NEW YORK (Reuters) - Global equity markets ended higher on Friday but U.S. stocks sharply pared gains after a late selloff in biotechnology shares, while euro zone government bond yields fell on renewed bets the European Central Bank will ease policy next week.
The price of Brent crude oil closed above $108 a barrel for its first weekly rise in five, helped by data showing a rise in U.S. consumer spending in February.
Gold fell to six-week lows of just above $1,285 an ounce, marking the second weekly decline as optimism on the U.S. economy lifted the dollar and bolstered risk appetite.
On Wall Street, the Nasdaq biotechnology index slumped nearly 3 percent drop. The biotech sector is down 7 percent for the week and down about 13 percent for the month.
Some analysts believe the selloff in “momentum” stocks has yet to run its course.
“Almost every day this week, we’ve been seeing a pattern of the market opening higher and then selling off towards the close,” said Randy Frederick, managing director of trading and derivatives at the Schwab Center for Financial Research in Austin, Texas.
“Some are saying that it’s the smart money is selling off at the end of the day. If we see that pattern again today, that would be concerning.”
“The decline in biotech is part of the reallocation of capital as we near the end of the quarter. It seems like they are a bit out of favor right now, along with momentum stocks,” said JJ Kinahan, chief strategist of TD Ameritrade in Chicago.
Stocks had rallied earlier on U.S. data that was largely promising and signs that China will step in to support its cooling economy.
At the close, the Dow Jones industrial average .DJI was up 58.83 points, or 0.36 percent, at 16,323.06. The Standard & Poor's 500 Index .SPX rose 8.56 points, or 0.46 percent, to 1,857.60. The Nasdaq Composite Index .IXIC finished up 4.53 points, or 0.11 percent, at 4,155.76.
Only the Dow ended the week slightly higher. For the week, the S&P slipped 0.5 percent and the technology-laced Nasdaq tumbled 3 percent, after heavy selling in the past few sessions of Internet stocks deemed overvalued.
U.S. consumer spending rose 0.3 percent in February, the Commerce Department said, after gaining 0.2 percent in January. The gain matched economists’ expectations.
The Thomson Reuters/University of Michigan’s consumer sentiment index dipped to 80.0 this month from 81.6 in February, a decline that did not faze investors. The index was little changed from earlier in March.
In China, Premier Li Keqiang’s said the country, the world’s No. 2 economy, had necessary policies in place and would push ahead with infrastructure investment to shore up growth.

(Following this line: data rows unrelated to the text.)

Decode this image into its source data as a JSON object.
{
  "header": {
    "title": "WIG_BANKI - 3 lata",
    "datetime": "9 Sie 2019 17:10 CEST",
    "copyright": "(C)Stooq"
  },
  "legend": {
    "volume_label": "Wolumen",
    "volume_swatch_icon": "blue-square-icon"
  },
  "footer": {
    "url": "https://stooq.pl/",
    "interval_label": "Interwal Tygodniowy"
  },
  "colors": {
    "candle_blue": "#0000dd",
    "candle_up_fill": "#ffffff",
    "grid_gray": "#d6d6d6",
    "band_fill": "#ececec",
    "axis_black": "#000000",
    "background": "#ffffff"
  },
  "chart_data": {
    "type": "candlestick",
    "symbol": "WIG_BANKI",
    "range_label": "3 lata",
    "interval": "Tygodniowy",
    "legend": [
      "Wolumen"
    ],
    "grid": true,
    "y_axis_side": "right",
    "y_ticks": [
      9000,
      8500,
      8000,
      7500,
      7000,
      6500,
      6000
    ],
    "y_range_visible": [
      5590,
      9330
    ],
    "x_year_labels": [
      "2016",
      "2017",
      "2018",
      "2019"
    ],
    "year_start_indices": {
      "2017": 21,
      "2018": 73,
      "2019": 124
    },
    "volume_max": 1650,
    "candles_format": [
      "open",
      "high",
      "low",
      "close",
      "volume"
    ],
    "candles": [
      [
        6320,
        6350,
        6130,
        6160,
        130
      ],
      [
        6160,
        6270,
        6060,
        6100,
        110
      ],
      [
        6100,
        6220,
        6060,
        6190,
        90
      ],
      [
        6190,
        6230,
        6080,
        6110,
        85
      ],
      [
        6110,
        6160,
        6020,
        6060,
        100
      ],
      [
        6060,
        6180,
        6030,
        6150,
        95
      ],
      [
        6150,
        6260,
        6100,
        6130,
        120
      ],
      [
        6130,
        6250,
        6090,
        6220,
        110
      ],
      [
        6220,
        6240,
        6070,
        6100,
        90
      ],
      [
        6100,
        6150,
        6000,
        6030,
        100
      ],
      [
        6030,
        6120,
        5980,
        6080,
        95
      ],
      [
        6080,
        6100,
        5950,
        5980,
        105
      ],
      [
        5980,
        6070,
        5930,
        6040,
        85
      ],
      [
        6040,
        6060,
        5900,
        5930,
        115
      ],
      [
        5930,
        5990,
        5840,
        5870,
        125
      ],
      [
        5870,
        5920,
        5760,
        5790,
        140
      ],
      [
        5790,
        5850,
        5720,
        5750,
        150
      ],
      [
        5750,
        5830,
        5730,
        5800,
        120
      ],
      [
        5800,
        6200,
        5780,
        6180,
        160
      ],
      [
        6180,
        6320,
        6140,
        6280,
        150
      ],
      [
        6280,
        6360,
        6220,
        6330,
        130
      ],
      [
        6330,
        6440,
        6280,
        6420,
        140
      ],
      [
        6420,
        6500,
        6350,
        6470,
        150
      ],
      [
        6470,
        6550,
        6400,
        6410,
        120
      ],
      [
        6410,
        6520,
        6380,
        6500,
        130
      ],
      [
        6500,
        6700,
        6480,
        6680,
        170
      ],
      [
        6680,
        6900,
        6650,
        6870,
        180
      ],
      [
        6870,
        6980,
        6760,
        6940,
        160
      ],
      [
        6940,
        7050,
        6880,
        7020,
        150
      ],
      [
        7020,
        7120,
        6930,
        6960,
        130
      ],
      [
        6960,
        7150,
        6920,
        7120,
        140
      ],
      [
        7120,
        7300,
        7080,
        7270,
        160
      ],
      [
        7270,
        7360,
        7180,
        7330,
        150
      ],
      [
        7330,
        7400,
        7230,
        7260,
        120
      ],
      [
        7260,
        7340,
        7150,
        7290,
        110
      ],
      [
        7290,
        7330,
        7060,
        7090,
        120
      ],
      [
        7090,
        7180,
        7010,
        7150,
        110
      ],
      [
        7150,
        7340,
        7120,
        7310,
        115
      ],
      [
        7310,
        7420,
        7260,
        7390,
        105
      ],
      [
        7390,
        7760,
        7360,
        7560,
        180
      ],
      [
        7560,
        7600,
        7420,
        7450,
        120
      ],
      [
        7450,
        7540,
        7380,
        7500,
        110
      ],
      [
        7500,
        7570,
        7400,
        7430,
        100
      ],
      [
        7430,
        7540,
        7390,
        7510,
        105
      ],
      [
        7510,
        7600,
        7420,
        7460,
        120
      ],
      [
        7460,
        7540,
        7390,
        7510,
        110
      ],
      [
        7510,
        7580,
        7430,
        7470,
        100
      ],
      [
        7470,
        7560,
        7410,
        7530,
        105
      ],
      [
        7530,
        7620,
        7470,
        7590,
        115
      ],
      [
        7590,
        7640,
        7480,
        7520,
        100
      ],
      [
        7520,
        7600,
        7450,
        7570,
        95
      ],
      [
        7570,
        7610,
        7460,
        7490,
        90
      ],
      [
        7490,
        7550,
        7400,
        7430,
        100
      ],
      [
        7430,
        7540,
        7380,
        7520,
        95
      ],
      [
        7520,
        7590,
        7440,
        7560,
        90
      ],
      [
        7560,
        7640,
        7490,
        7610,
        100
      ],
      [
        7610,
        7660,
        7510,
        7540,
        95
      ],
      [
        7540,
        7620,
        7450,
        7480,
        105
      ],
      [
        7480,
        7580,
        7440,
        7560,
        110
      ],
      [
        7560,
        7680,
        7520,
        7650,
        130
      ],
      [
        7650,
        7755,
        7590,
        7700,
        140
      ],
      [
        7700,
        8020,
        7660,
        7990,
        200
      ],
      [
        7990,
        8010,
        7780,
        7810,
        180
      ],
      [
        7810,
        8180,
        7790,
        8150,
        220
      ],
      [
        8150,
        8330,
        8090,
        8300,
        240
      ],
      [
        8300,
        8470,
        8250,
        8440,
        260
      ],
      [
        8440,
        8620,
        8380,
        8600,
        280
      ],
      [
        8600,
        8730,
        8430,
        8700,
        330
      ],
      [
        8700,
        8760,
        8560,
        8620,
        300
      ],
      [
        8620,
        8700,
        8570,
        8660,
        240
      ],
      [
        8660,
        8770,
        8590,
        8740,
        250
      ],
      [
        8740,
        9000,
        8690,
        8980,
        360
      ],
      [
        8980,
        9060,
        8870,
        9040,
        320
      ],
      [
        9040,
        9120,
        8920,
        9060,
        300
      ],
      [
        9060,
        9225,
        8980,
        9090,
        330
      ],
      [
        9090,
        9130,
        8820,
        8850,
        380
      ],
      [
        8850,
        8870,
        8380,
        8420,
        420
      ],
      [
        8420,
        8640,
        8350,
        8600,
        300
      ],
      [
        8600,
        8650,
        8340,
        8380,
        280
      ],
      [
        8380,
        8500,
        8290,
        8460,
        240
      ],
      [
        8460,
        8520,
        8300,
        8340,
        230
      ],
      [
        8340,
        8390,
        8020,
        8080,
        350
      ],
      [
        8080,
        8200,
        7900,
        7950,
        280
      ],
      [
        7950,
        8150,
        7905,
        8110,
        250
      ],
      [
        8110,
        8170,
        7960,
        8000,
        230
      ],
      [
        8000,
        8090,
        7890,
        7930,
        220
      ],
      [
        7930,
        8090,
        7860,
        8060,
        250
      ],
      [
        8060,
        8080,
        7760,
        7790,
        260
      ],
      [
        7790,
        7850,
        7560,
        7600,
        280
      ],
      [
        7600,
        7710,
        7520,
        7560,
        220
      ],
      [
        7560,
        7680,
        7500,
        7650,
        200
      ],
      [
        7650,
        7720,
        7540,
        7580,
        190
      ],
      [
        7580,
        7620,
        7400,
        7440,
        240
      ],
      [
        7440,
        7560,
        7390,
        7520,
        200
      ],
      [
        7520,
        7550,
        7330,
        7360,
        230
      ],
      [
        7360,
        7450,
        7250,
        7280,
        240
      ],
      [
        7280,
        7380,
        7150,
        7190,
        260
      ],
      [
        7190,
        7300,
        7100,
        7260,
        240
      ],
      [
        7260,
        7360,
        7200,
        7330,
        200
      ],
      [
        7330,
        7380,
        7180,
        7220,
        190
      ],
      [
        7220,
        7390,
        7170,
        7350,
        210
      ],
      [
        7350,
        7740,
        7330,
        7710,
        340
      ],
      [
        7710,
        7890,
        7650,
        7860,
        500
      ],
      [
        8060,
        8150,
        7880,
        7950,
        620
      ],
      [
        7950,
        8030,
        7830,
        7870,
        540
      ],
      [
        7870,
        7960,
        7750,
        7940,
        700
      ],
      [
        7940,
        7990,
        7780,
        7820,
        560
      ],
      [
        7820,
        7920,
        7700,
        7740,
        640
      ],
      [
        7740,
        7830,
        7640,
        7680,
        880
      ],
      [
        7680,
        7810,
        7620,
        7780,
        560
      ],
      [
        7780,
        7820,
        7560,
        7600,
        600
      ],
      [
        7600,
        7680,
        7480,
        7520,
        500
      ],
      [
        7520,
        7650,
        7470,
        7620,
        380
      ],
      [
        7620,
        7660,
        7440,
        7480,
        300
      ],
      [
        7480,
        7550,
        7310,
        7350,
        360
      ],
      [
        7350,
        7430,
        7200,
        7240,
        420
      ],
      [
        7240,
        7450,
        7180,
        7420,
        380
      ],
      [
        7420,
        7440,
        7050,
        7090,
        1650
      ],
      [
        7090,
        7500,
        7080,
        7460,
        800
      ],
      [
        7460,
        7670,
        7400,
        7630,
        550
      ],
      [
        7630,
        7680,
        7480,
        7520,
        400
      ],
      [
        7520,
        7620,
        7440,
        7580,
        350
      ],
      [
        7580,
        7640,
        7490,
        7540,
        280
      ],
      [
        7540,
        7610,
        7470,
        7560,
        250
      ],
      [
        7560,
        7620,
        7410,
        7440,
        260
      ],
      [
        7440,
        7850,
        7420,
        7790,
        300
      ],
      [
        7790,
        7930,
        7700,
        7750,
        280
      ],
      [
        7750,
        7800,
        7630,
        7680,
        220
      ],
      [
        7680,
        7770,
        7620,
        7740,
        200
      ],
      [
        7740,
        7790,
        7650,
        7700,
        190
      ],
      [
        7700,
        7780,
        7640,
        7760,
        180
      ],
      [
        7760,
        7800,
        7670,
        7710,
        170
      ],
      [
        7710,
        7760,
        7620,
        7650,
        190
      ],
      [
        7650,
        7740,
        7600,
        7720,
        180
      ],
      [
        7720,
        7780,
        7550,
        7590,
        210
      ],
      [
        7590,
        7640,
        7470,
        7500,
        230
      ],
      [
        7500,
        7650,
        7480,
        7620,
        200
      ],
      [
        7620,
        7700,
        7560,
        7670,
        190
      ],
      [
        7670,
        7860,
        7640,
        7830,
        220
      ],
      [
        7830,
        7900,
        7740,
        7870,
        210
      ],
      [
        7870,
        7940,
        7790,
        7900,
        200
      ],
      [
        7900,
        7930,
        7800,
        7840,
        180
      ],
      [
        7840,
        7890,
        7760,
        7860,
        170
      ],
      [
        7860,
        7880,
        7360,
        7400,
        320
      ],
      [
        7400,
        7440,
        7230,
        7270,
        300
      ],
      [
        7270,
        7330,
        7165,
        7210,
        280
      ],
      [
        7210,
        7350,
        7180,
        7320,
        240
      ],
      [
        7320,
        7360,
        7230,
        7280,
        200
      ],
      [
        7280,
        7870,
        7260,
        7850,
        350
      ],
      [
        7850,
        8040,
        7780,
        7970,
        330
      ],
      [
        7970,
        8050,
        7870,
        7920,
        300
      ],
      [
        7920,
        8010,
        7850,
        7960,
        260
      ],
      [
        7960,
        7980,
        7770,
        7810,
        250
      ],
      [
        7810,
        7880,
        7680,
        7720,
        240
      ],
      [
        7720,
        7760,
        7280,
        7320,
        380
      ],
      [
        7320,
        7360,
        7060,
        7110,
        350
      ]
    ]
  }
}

“This could avert a slowdown in China, and any stimulus that helps growth somewhere should help growth globally,” said Jack Ablin, chief investment officer at BMO Private Bank in Chicago.
MSCI's all-country world index .MIWD00000PUS rose 0.7 percent, and the FTSE Eurofirst 300 index .FTEU3 of regional European shares was up 0.7 percent at 1331.67 points for a fourth straight day of gains.
In U.S. Treasuries, yields on intermediate-dated notes neared two-month highs. Analysts and traders expected such debt to continue underperforming longer-term bonds after Federal Reserve Chair Janet Yellen’s indication last week that U.S. interest rates could be hiked by spring 2015.
The benchmark 10-year U.S. Treasury note was down 13/32, its yield at 2.719 percent.
Spanish, Italian, Portuguese and Irish bond yields fell to historical lows as an unexpected drop in Spanish inflation bolstered expectations the European Central Bank could ease monetary policy further.
Data showed that Spanish consumer prices fell 0.2 percent year-on-year in March, compared with a previous reading of 0.0 percent and a Reuters poll forecast of a 0.1 percent rise.
Italy’s cost of borrowing over 10 years fell to its lowest level since October 2005 at a Friday auction.
That led to expectations that inflation for the whole euro zone could fall below the 0.6 percent Reuters consensus; the data is due on Monday. The ECB’s target is just below 2.0 percent.
The euro fell to a three-week low against the dollar, with investors mindful of strong rhetoric from ECB officials about the currency’s recent strength, but the euro later recovered on uncertainty over whether the bank will take action.
The euro has sagged since suggestions of more ECB action this week from Germany - whose policymakers have in the past repeatedly voiced concerns about unorthodox monetary easing.
The single currency was slightly higher at $1.3754, having dipped to $1.3707 earlier.
The U.S. dollar rose 0.7 percent against the yen, to 102.82 yen, buoyed in part by expectations that the Federal Reserve may start to tighten policy in the early part of next year.
Brent oil settled flat on the day and up 1 percent on the week, at $108.07 a barrel. U.S. crude finished at $101.67 a barrel, up 0.4 percent for the session and 2.2 percent higher on the week.
The spot price of gold was up 0.1 percent on the day at $1,292.96 an ounce. For the week, though, it was down 3 percent.